The short answer is yes. However it's not impossible. Work hard and keep your eye on the ball. You'll make it if you really want to.
 
OP thanks for this! How does a CT surgeon's hours, residency, and such compare to a trauma surgeons?
 
OP thanks for this! How does a CT surgeon's hours, residency, and such compare to a trauma surgeons?

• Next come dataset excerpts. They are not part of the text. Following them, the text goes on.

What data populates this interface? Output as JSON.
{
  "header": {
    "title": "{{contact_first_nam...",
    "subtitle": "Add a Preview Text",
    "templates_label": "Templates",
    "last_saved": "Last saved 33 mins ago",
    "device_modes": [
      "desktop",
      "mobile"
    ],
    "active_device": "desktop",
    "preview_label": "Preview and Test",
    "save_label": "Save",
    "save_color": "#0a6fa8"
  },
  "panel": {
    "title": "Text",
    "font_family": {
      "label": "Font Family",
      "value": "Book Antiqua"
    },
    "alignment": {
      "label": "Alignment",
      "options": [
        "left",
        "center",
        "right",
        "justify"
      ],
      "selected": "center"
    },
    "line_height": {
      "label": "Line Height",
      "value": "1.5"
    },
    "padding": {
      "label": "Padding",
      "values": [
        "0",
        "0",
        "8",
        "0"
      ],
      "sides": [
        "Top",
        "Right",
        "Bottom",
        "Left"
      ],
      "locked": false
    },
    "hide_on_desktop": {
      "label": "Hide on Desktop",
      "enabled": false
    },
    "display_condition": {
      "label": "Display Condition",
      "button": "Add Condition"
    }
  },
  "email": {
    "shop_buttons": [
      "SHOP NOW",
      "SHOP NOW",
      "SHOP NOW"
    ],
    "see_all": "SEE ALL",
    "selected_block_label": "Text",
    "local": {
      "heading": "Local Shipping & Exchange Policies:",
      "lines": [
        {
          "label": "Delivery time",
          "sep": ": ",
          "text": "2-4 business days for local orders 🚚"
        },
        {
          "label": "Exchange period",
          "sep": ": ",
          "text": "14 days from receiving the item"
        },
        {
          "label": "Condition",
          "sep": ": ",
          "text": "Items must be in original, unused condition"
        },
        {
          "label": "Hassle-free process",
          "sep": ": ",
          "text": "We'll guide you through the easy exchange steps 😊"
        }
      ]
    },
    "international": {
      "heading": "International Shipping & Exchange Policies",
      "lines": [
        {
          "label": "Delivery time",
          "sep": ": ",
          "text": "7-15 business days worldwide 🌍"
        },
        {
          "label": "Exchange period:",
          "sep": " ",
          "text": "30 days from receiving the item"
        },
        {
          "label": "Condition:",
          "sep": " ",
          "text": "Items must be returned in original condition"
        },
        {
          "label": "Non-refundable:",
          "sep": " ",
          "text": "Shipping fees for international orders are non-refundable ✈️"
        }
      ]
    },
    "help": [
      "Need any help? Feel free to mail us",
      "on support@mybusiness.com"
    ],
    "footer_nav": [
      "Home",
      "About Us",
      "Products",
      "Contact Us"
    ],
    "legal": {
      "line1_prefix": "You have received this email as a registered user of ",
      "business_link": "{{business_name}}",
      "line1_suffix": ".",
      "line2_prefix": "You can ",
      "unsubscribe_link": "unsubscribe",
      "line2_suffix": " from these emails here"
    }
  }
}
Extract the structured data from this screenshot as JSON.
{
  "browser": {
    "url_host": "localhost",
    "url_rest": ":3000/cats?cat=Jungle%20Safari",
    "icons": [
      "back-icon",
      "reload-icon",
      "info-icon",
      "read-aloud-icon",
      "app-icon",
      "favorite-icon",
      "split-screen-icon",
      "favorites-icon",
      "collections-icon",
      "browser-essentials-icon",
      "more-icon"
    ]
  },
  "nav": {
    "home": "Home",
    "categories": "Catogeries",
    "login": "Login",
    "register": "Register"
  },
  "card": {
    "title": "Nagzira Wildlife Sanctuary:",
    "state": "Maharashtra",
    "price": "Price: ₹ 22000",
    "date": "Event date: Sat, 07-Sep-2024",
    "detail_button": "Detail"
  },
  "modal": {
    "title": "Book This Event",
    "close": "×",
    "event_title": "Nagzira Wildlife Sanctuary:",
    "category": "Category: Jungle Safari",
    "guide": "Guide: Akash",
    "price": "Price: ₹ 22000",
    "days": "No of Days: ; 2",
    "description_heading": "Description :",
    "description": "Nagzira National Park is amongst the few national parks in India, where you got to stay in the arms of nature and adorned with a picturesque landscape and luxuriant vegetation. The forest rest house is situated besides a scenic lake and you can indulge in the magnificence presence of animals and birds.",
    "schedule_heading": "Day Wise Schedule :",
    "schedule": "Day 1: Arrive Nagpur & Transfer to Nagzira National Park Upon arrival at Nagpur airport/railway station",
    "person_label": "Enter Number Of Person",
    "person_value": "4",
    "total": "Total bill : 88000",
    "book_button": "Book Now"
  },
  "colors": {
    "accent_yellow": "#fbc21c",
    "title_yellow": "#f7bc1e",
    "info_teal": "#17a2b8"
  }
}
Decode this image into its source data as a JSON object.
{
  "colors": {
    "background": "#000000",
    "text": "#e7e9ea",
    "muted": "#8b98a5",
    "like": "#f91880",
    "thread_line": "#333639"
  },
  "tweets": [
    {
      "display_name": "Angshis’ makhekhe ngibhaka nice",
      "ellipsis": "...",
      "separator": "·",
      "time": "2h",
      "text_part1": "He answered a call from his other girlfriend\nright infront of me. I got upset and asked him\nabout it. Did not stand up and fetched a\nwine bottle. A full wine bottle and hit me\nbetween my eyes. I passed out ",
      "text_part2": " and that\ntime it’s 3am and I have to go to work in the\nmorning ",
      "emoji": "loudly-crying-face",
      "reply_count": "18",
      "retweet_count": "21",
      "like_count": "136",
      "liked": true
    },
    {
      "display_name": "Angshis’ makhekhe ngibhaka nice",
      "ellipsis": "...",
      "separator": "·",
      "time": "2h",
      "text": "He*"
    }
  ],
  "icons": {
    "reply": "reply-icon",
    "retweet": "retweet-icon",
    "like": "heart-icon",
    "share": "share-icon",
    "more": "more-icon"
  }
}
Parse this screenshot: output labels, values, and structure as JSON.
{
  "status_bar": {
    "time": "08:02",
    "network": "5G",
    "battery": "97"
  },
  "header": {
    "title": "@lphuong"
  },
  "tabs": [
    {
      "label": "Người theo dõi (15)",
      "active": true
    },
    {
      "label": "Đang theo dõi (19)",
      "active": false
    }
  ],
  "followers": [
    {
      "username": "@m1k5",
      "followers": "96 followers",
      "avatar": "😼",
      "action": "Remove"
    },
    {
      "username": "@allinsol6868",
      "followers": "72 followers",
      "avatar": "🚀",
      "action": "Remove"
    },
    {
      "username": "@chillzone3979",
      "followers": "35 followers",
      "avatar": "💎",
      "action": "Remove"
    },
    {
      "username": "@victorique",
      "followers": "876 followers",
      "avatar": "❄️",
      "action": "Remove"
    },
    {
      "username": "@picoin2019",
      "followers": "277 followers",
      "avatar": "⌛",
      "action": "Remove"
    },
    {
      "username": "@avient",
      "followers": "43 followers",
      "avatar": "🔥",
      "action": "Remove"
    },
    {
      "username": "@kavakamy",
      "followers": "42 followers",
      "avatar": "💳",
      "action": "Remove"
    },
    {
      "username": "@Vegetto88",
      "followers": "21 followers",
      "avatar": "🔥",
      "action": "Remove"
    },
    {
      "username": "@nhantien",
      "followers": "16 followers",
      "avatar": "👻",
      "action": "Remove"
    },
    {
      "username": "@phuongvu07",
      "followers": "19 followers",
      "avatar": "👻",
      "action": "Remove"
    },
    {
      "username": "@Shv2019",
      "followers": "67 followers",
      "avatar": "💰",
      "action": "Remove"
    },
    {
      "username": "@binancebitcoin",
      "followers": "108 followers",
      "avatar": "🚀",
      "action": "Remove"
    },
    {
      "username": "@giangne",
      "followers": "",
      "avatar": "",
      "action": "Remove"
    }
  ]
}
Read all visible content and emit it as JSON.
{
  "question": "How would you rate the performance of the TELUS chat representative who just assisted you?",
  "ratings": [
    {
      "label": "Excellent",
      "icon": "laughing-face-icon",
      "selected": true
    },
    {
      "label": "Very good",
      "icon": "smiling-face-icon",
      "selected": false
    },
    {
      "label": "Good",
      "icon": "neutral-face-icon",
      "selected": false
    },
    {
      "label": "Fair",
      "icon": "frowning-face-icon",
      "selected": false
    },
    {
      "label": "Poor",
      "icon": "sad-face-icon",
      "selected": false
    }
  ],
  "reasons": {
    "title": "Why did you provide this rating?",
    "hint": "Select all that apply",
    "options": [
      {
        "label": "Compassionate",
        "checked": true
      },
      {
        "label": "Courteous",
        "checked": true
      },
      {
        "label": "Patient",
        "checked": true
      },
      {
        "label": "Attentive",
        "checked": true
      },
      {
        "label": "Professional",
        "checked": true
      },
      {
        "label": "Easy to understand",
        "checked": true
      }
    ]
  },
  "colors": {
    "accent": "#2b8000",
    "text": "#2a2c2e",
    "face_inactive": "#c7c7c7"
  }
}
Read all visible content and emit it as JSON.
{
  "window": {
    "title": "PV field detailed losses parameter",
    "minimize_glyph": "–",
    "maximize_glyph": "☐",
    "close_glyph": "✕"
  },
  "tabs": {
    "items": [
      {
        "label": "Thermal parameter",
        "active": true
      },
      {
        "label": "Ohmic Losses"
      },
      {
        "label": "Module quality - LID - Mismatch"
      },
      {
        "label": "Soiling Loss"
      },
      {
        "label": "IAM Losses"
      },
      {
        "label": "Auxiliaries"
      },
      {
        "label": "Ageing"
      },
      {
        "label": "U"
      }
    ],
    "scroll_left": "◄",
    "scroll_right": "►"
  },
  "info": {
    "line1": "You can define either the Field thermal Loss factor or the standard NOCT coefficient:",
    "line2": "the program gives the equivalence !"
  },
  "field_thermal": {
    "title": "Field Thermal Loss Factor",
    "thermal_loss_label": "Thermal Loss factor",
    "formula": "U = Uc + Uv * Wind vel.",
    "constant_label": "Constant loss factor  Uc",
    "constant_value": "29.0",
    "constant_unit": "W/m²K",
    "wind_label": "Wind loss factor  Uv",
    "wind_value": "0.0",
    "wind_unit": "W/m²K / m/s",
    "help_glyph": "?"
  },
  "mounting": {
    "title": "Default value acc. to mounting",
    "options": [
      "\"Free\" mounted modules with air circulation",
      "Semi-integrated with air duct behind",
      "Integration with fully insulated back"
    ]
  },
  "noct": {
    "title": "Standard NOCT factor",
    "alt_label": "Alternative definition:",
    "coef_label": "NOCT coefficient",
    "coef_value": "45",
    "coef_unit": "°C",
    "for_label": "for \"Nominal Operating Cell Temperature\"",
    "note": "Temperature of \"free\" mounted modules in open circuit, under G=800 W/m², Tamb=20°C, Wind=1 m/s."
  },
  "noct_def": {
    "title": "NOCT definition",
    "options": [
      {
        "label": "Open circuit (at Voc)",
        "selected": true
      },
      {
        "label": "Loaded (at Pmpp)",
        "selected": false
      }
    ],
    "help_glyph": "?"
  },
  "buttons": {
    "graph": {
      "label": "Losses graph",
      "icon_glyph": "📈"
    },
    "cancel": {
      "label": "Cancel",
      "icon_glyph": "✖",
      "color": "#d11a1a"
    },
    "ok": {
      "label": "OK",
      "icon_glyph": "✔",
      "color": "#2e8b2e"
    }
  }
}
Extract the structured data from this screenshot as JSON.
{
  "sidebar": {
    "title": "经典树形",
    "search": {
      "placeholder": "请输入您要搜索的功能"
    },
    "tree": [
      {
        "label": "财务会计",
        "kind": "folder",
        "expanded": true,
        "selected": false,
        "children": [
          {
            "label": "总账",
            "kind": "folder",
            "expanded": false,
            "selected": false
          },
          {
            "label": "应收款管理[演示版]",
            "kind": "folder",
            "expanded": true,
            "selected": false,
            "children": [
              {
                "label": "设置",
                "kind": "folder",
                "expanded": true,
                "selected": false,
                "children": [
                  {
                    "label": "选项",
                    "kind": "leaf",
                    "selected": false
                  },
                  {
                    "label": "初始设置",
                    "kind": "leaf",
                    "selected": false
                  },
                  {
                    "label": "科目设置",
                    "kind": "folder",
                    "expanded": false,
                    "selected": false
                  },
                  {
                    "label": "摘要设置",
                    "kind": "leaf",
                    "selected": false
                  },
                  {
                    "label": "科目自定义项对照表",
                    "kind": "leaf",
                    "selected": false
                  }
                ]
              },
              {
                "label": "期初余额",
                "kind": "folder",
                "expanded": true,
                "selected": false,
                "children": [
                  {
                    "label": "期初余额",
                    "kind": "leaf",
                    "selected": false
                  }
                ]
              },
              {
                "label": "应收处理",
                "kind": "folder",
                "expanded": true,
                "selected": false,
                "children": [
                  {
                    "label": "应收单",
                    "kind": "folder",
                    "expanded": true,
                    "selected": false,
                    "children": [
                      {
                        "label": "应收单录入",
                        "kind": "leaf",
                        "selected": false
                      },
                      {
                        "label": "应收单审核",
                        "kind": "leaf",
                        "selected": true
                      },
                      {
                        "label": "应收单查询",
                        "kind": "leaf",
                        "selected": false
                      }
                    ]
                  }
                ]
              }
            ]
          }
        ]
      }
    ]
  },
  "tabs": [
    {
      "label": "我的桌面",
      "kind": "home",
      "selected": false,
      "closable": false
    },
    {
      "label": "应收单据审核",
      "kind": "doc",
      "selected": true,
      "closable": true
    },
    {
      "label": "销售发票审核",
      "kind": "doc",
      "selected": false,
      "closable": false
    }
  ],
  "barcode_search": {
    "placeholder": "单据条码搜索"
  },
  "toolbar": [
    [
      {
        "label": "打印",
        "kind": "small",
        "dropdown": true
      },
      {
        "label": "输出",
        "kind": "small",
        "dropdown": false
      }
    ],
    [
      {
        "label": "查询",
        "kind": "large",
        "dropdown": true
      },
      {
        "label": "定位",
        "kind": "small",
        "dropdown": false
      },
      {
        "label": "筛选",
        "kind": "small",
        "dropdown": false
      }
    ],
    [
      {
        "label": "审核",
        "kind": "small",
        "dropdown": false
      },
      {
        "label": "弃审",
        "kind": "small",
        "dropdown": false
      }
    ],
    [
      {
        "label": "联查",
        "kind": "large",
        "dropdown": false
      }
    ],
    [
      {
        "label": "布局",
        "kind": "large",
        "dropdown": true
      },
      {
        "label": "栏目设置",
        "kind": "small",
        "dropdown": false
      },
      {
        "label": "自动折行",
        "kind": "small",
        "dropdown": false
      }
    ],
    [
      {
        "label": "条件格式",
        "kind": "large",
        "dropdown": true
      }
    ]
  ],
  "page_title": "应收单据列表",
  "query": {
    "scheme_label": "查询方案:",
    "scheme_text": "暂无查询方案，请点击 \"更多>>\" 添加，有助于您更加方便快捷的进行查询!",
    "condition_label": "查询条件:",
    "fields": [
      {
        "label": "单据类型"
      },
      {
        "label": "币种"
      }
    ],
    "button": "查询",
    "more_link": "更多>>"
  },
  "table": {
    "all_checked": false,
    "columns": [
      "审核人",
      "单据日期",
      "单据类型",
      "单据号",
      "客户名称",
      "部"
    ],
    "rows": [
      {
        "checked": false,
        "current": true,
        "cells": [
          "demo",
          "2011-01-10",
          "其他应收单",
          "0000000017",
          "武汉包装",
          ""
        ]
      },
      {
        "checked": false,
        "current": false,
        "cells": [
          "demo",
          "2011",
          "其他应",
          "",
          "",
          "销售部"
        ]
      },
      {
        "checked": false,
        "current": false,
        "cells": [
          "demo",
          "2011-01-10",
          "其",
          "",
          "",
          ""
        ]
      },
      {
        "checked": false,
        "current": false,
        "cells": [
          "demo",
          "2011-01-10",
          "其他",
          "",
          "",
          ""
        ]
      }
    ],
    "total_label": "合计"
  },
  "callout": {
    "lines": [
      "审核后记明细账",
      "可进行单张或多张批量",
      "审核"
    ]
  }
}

CT surgery training is either done via the traditional pathway (5-7 years of General Surgery followed by 2-3 years of CTS) or one of the new integrated programs (6-7 years). Trauma surgery is usually performed by people who do a Trauma/Critical Care Fellowship which is 5-7 years of General Surgery followed by a 1 year Trauma/Critical Care Fellowship. The hours that you work during your fellowship are much more substantial for CTS than trauma/critical care.

When you get into practice, CT surgeons usually work more hours than trauma surgeons as well.